Data preprocessing for watershed modeling is a workflow to extract spatial parameters from various spatial data (e.g., DEM, landuse, and soil map), organize plaintext data (e.g., precipitation and meteorological data, site-monitoring data, and BMP scenarios data), and import these data into MongoDB database of the study area.

NOTE for Windows Users: Users should make sure all SEIMS executables (i.e., *.exe files) have been permitted to pass the firewall of Windows. Otherwise, you may encounter the PermissionError. Copy seims\Firewall_for_Windows.bat to bin directory which contains all SEIMS executables. Then, right click the bat file and select to run as administrator.

Simple usage

For simple usage, open a terminal (e.g., CMD on Window), enter the following commands to run the data preprocessing of the Youwuzhen watershed:

cd D:\demo\SEIMS\seims\test
D:
python demo_preprocess.py -name youwuzhen

The end of runtime logs of the data preprocessing was shown in Figure 1.

ywzpreprocessinfo

Figure 1 Runtime logs of data preprocessing for watershed modeling of the Youwuzhen watershed

After running the simple usage, the input configuration file for data preprocessing (preprocess.ini) is generated in the directory of intermediate data (i.e., SEIMS\data\youwuzhen\workspace, Figure 2) and the data for watershed modeling has been imported into MongoDB (Figure 3).
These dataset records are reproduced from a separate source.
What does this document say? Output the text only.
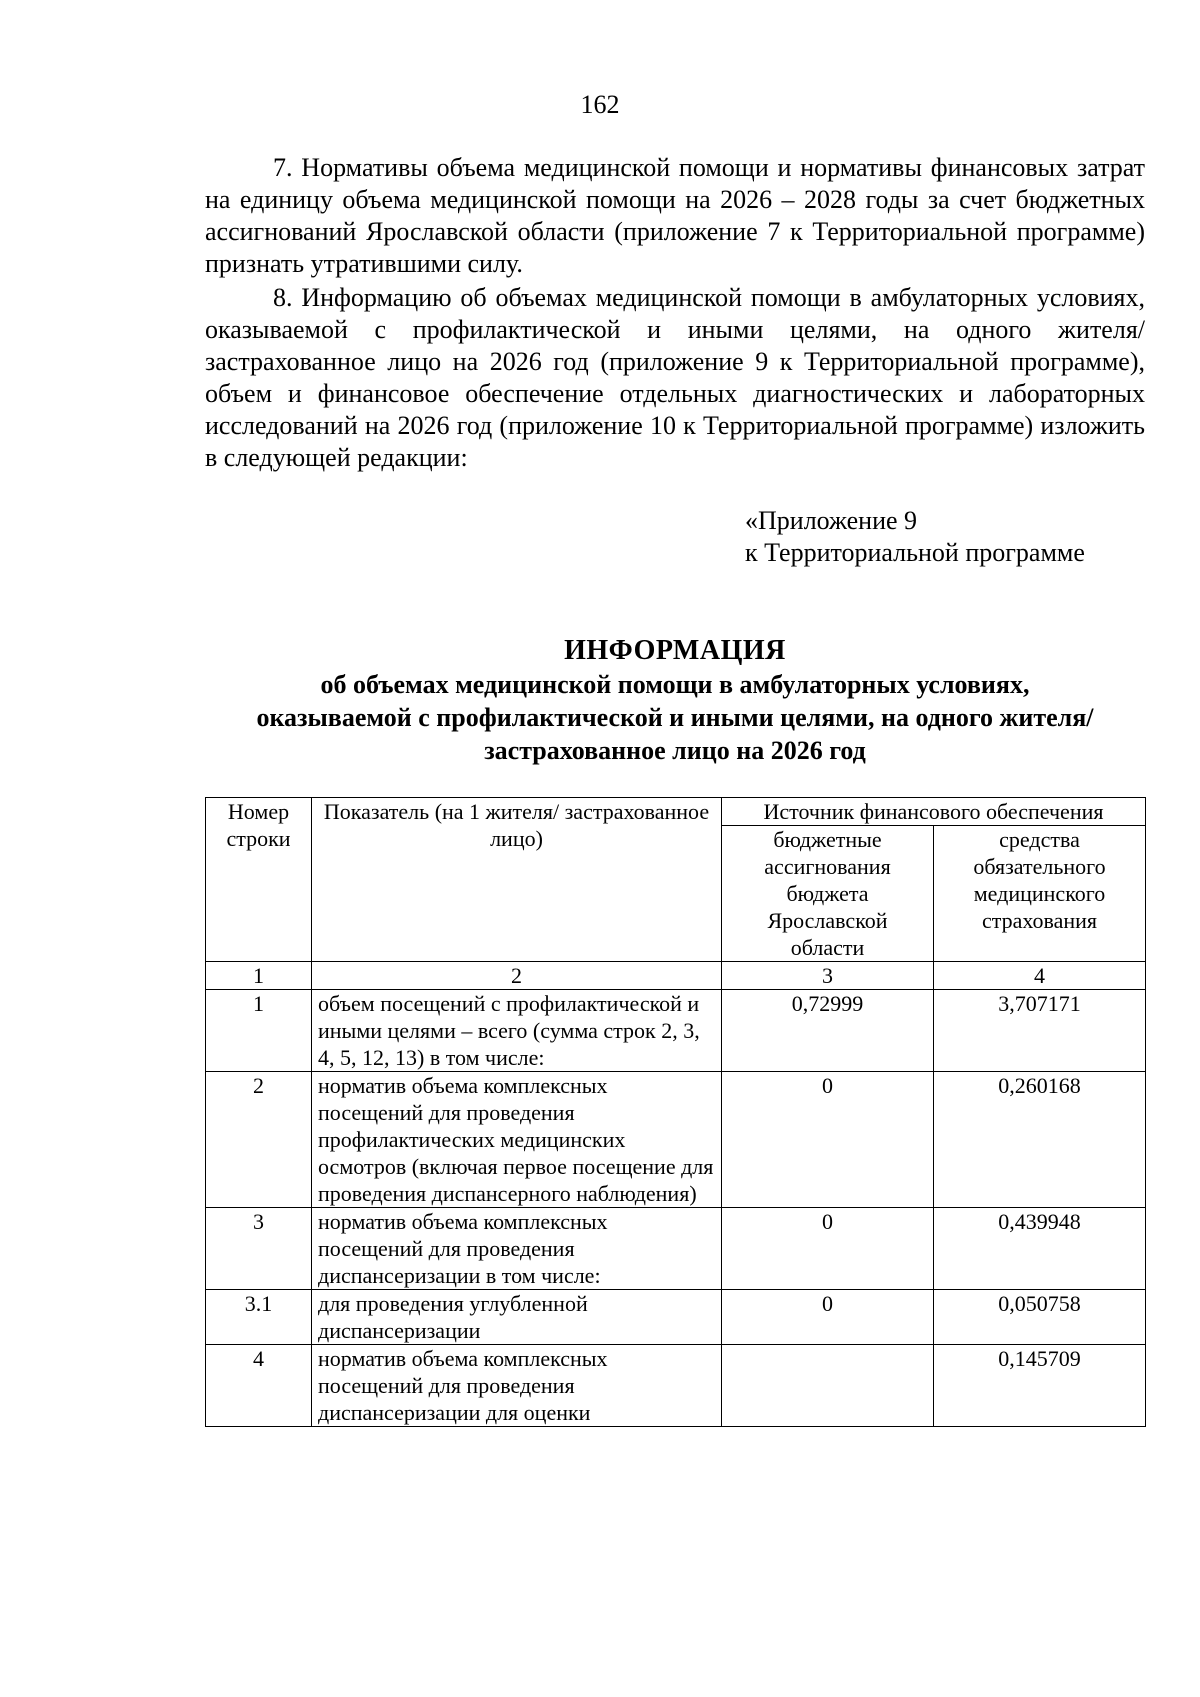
162
7. Нормативы объема медицинской помощи и нормативы финансовых затрат на единицу объема медицинской помощи на 2026 – 2028 годы за счет бюджетных ассигнований Ярославской области (приложение 7 к Территориальной программе) признать утратившими силу.
8. Информацию об объемах медицинской помощи в амбулаторных условиях, оказываемой с профилактической и иными целями, на одного жителя/ застрахованное лицо на 2026 год (приложение 9 к Территориальной программе), объем и финансовое обеспечение отдельных диагностических и лабораторных исследований на 2026 год (приложение 10 к Территориальной программе) изложить в следующей редакции:
«Приложение 9
к Территориальной программе
ИНФОРМАЦИЯ
об объемах медицинской помощи в амбулаторных условиях,
оказываемой с профилактической и иными целями, на одного жителя/
застрахованное лицо на 2026 год
Номер строки	Показатель (на 1 жителя/ застрахованное лицо)	Источник финансового обеспечения	
		бюджетные ассигнования бюджета Ярославской области	средства обязательного медицинского страхования
1	2	3	4
1	объем посещений с профилактической и иными целями – всего (сумма строк 2, 3, 4, 5, 12, 13) в том числе:	0,72999	3,707171
2	норматив объема комплексных посещений для проведения профилактических медицинских осмотров (включая первое посещение для проведения диспансерного наблюдения)	0	0,260168
3	норматив объема комплексных посещений для проведения диспансеризации в том числе:	0	0,439948
3.1	для проведения углубленной диспансеризации	0	0,050758
4	норматив объема комплексных посещений для проведения диспансеризации для оценки		0,145709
The details of the configuration file, advanced usage, intermediate data, and watershed modeling databases will be introduced in the following sections.

ywzpreprocessinfo

Figure 2 Directory tree of intermediate data of the Youwuzhen watershed after data preprocessing

ywzdb ywzdb

Figure 3 Screenshot of the watershed modeling databases of the Youwuzhen watershed

Configuration file of data preprocessing

The simple usage of the data preprocessing includes two steps such as generating the configuration file according to the local paths of SEIMS and executing data preprocessing by the advanced usage which will be introduced in the next section.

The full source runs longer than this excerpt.